DigiPen Institute of Technology
- Type: Private for-profit university
- Established: 1988
- Accreditation: ACCSC
- President: Claude Comair
- Undergraduates: 2500+
- Postgraduates: 50+
- Location: Redmond, Washington; 47°41′20″N 122°9′2″W﻿ / ﻿47.68889°N 122.15056°W; Singapore; 1°18′28″N 103°46′41″E﻿ / ﻿1.30778°N 103.77806°E; Bilbao, Spain; 43°16′18″N 2°57′51″W﻿ / ﻿43.27167°N 2.96417°W;
- Campus: Suburban;
- Colors: Black & maroon
- Nickname: Dragons
- Website: www.digipen.edu

= DigiPen Institute of Technology =

University in the United States

DigiPen Institute of Technology is a private for-profit university in Redmond, Washington. It also has campuses in Singapore and Bilbao, Spain. DigiPen offers bachelors' and masters' degree programs in computer science, game design, digital art and animation, and audio programming and design.

==History==
In 1988, DigiPen was founded by Claude Comair in Vancouver, British Columbia, Canada as a research and development institute for computer science and animation. Comair continues to be the president and CEO to the present day.

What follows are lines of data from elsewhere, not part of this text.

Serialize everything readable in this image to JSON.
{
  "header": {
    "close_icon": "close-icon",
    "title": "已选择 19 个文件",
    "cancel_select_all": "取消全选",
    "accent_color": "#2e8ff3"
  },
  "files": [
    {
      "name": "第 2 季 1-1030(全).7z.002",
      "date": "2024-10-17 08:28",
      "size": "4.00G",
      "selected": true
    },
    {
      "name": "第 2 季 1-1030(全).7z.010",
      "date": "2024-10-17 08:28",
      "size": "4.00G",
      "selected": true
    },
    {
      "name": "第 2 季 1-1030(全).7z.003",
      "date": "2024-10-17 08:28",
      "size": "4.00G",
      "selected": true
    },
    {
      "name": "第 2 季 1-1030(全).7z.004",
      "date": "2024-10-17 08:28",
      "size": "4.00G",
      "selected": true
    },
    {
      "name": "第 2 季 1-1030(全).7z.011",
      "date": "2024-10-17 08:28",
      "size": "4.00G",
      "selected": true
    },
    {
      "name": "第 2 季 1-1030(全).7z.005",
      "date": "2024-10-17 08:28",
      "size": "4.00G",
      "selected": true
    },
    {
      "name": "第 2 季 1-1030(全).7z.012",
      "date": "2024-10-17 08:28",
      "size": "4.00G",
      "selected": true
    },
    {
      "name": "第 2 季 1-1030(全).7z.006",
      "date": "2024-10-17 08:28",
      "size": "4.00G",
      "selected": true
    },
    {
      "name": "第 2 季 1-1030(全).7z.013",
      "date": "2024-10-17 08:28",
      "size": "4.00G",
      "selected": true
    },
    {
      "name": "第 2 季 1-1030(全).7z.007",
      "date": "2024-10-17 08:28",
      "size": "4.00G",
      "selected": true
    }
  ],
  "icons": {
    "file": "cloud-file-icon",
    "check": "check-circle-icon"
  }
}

In the early 1990s, DigiPen began offering its first dedicated educational program in the subject of 3D computer animation through the Vancouver Film School. Around the same time, DigiPen started a collaboration with Nintendo of America to create a post-secondary program for video game programming. Through this collaborative effort with Nintendo, the DigiPen Applied Computer Graphics School accepted its first class of video game programming students in 1994.

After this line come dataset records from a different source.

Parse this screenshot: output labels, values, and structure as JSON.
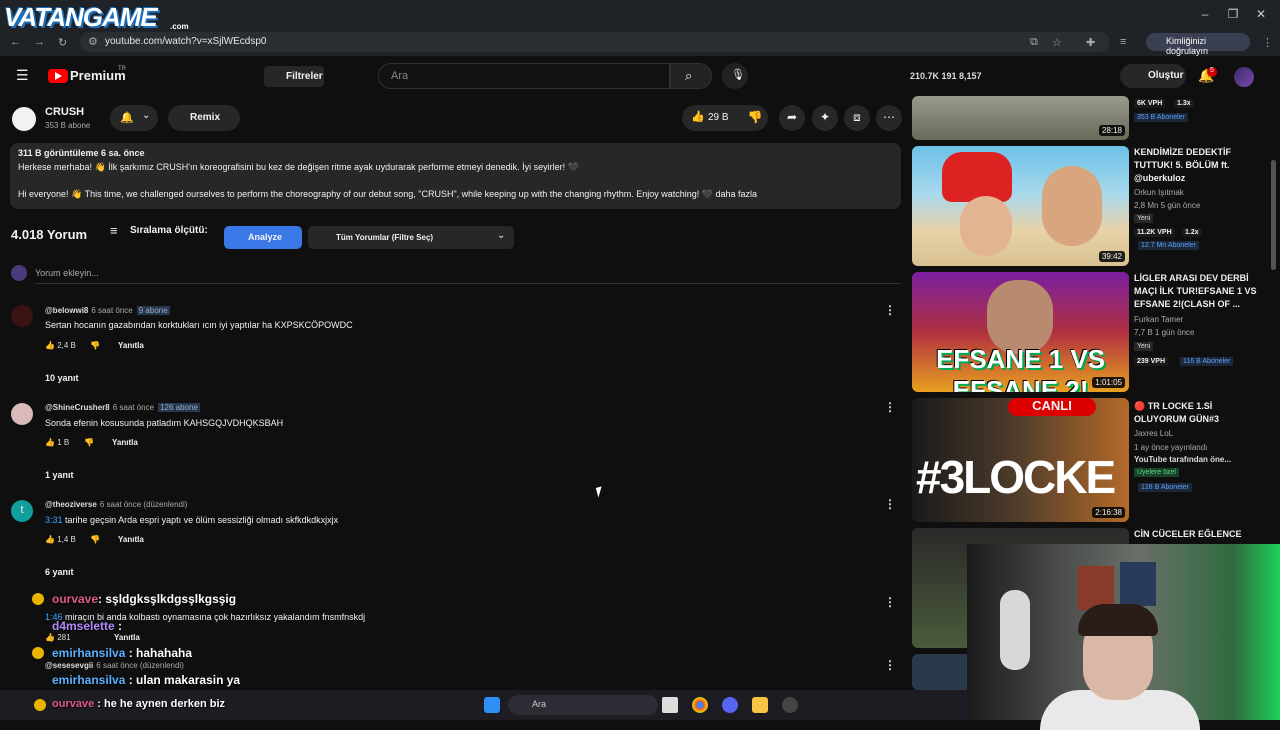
{
  "browser": {
    "logo_text": "VATANGAME",
    "logo_sub": ".com",
    "url": "youtube.com/watch?v=xSjlWEcdsp0",
    "verify_label": "Kimliğinizi doğrulayın"
  },
  "yt_header": {
    "brand": "Premium",
    "region": "TR",
    "filter_label": "Filtreler",
    "search_placeholder": "Ara",
    "stats": "210.7K  191  8,157",
    "create_label": "Oluştur",
    "notif_count": "5"
  },
  "channel": {
    "name": "CRUSH",
    "subs": "353 B abone",
    "remix_label": "Remix",
    "likes": "29 B"
  },
  "description": {
    "meta": "311 B görüntüleme  6 sa. önce",
    "line1": "Herkese merhaba! 👋 İlk şarkımız CRUSH'ın koreografisini bu kez de değişen ritme ayak uydurarak performe etmeyi denedik. İyi seyirler! 🖤",
    "line2": "Hi everyone! 👋 This time, we challenged ourselves to perform the choreography of our debut song, \"CRUSH\", while keeping up with the changing rhythm. Enjoy watching! 🖤  daha fazla"
  },
  "comments_header": {
    "count": "4.018 Yorum",
    "sort_label": "Sıralama ölçütü:",
    "analyze_label": "Analyze",
    "filter_label": "Tüm Yorumlar (Filtre Seç)",
    "add_placeholder": "Yorum ekleyin..."
  },
  "comments": [
    {
      "user": "@belowwi8",
      "time": "6 saat önce",
      "badge": "9 abone",
      "text": "Sertan hocanın gazabından korktukları ıcın iyi yaptılar ha KXPSKCÖPOWDC",
      "likes": "2,4 B",
      "reply": "Yanıtla",
      "replies": "10 yanıt"
    },
    {
      "user": "@ShineCrusher8",
      "time": "6 saat önce",
      "badge": "126 abone",
      "text": "Sonda efenin kosusunda patladım KAHSGQJVDHQKSBAH",
      "likes": "1 B",
      "reply": "Yanıtla",
      "replies": "1 yanıt"
    },
    {
      "user": "@theoziverse",
      "time": "6 saat önce (düzenlendi)",
      "badge": "",
      "ts": "3:31",
      "text": "tarihe geçsin Arda espri yaptı ve ölüm sessizliği olmadı skfkdkdkxjxjx",
      "likes": "1,4 B",
      "reply": "Yanıtla",
      "replies": "6 yanıt"
    },
    {
      "user": "",
      "time": "",
      "badge": "",
      "ts": "1:46",
      "text": "miraçın bi anda kolbastı oynamasına çok hazırlıksız yakalandım fnsmfnskdj",
      "likes": "281",
      "reply": "Yanıtla",
      "replies": ""
    },
    {
      "user": "@sesesevgii",
      "time": "6 saat önce (düzenlendi)",
      "badge": "",
      "text": "",
      "likes": "",
      "reply": "",
      "replies": ""
    }
  ],
  "videos": [
    {
      "title": "",
      "channel": "",
      "meta": "",
      "tag": "",
      "vph": "6K VPH",
      "ratio": "1.3x",
      "abone": "353 B Aboneler",
      "duration": "28:18"
    },
    {
      "title": "KENDİMİZE DEDEKTİF TUTTUK! 5. BÖLÜM ft. @uberkuloz",
      "channel": "Orkun Işıtmak",
      "meta": "2,8 Mn  5 gün önce",
      "tag": "Yeni",
      "vph": "11.2K VPH",
      "ratio": "1.2x",
      "abone": "12.7 Mn Aboneler",
      "duration": "39:42"
    },
    {
      "title": "LİGLER ARASI DEV DERBİ MAÇI İLK TUR!EFSANE 1 VS EFSANE 2!(CLASH OF ...",
      "channel": "Furkan Tamer",
      "meta": "7,7 B  1 gün önce",
      "tag": "Yeni",
      "vph": "239 VPH",
      "ratio": "",
      "abone": "116 B Aboneler",
      "duration": "1:01:05"
    },
    {
      "title": "🔴 TR LOCKE 1.Sİ OLUYORUM GÜN#3",
      "channel": "Jaxres LoL",
      "meta": "1 ay önce yayınlandı",
      "extra": "YouTube tarafından öne...",
      "tag": "Üyelere özel",
      "vph": "",
      "ratio": "",
      "abone": "128 B Aboneler",
      "duration": "2:16:38"
    },
    {
      "title": "CİN CÜCELER EĞLENCE",
      "channel": "",
      "meta": "",
      "tag": "",
      "vph": "",
      "ratio": "",
      "abone": "",
      "duration": ""
    }
  ],
  "chat": [
    {
      "user": "ourvave",
      "msg": ": sşldgksşlkdgsşlkgsşig",
      "color": "#e05a8a"
    },
    {
      "user": "d4mselette",
      "msg": ":",
      "color": "#b28cff"
    },
    {
      "user": "emirhansilva",
      "msg": ": hahahaha",
      "color": "#5ab0ff"
    },
    {
      "user": "emirhansilva",
      "msg": ": ulan makarasin ya",
      "color": "#5ab0ff"
    },
    {
      "user": "ourvave",
      "msg": ": he he aynen derken biz",
      "color": "#e05a8a"
    }
  ],
  "taskbar": {
    "search_label": "Ara"
  },
  "colors": {
    "accent_red": "#ff0000",
    "link_blue": "#3ea6ff",
    "analyze_blue": "#3b78e7"
  }
}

In 1996, the Washington State Higher Education Coordinating Board granted DigiPen the authorization to award degrees in the United States. DigiPen's first degree program, the Bachelor of Science in Computer Science in Real-Time Interactive Simulation, became the world's first bachelor's degree in video game development.

In 1998, DigiPen Institute of Technology opened its campus in Redmond, Washington as a joint campus between DigiPen and Nintendo Software Technology.

In 2002, DigiPen received national accreditation from the ACCSC. DigiPen began offering its first Master's program, a Master of Science in Computer Science. DigiPen graduated the last cohorts in its associate programs, focusing instead on undergraduate and postgraduate programs.

In 2008, DigiPen Institute of Technology opened its campus in Singapore in conjunction with Singapore's Economic Development Board.

In 2010, DigiPen relocated its main campus to an independent location, still in Redmond, Washington. DigiPen Institute of Technology Singapore joined the Singapore Institute of Technology (SIT).

In 2011, DigiPen Institute of Technology opened its campus in the Greater Bilbao area, in the municipality of Zierbena.

In 2015, DigiPen's Singapore campus moved to the Singapore Polytechnic campus, while Singapore Institute of Technology's joint campus began development.

In 2024, DigiPen's Singapore campus received approval from ACCSC on the change of location to the Singapore Institute of Technology Punggol Campus as part of the educational partnership with SIT.

In 2025, DigiPen introduced an institutional policy providing a process for transferring the intellectual property rights of student-created projects from DigiPen to students and alumni, allowing them to monetize their work both in and out of college.

==Campuses==
===Redmond, Washington, United States===
DigiPen's main campus is located in Redmond, Washington, and it offers a range of undergraduate and graduate degree programs. It has a relatively small student body, with low student-to-faculty ratios and small average class sizes. There are numerous student-run organizations on campus.

===Singapore===
DigiPen opened its Singapore campus in conjunction with Singapore's Economic Development Board in 2008. DigiPen's Singapore campus arranges courses for Singapore Institute of Technology students, and does not enroll students directly or issue undergraduate certificates independently. DigiPen's Singapore campus offers three undergraduate degree programs.

===Bilbao, Spain===
DigiPen's Europe campus is located in Ribera de Zorrotzaurre, 2 in the city of Bilbao. It offers two undergraduate degree programs.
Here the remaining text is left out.